Perform architecture reviews for cloud, applications, infrastructure, and configurations to ensure adherence to enterprise security standards.

Serve as a trusted advisor to enterprise architects, solution architects, engineering teams, and product teams.

Collaborate with control owners and security engineers to define and allocate appropriate security controls.

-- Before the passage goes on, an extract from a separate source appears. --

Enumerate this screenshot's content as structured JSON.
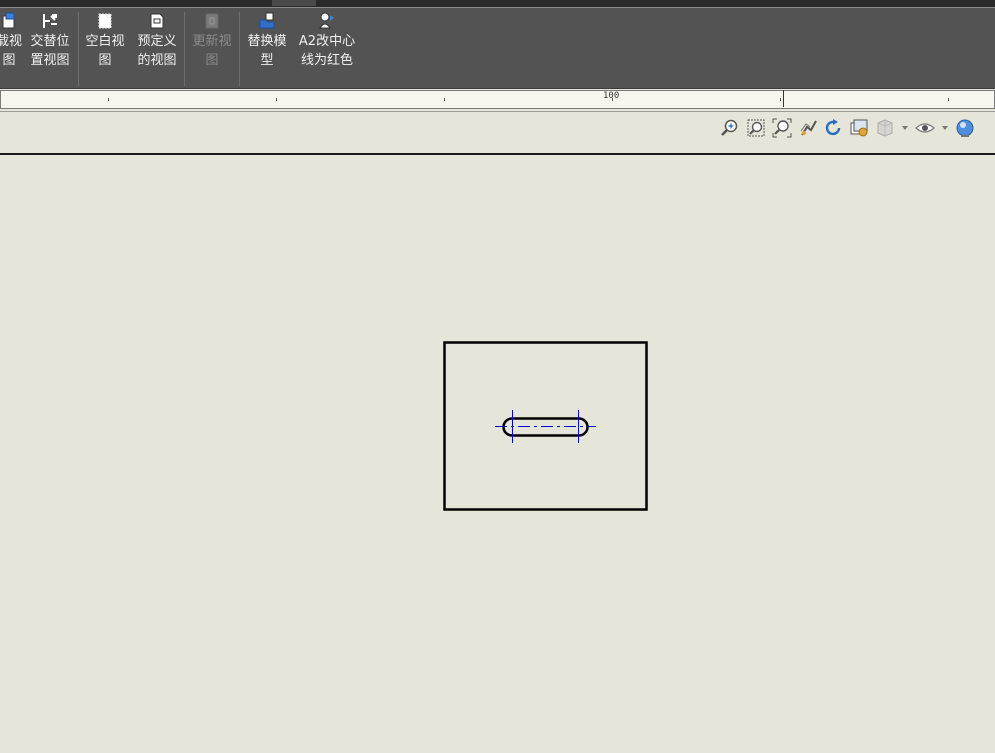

OT/IoT & Emerging Technology Security

Partner with operational and facility management teams to review cybersecurity controls for OT and IoT systems.

Incident Response & Technical Expertise

Provide advanced architectural guidance during security incidents, including cloud forensics, containment strategies, and remediation design.

Continuous Innovation & Improvement

Evaluate new security technologies, methodologies, and automation capabilities to strengthen enterprise security posture.

Contribute to continuous improvement initiatives across cybersecurity services, engineering, and operations teams.

Required Qualifications

10+ years of experience in cybersecurity architecture and engineering, with deep expertise across cloud, infrastructure, and application domains.

Proven experience designing, implementing, and governing enterprise-scale security architectures.

Strong understanding of security architecture frameworks, principles, and best practices (e.g., Zero Trust, data isolation, encryption).

Hands-on experience with AWS and GCP security services and controls.

Experience with NIST, ISO 27001, MITRE ATT&CK, and other security frameworks.

Background in process optimization methodologies (Lean, Six Sigma, ITIL, Agile).

Experience with container and serverless security (Kubernetes, Docker, Helm).

Hands-on experience with SIEM, SOAR, EDR, cloud security tools, and vulnerability management.

Strong communication skills, including the ability to influence technical and nontechnical stakeholders.

Preferred

Certifications such as CISSP, CISM, CISA, ITIL, Lean Six Sigma, PMP, or architecture frameworks.

Experience in large, complex enterprises or regulated industries.

Expertise in cybersecurity automation, scripting, and security analytics.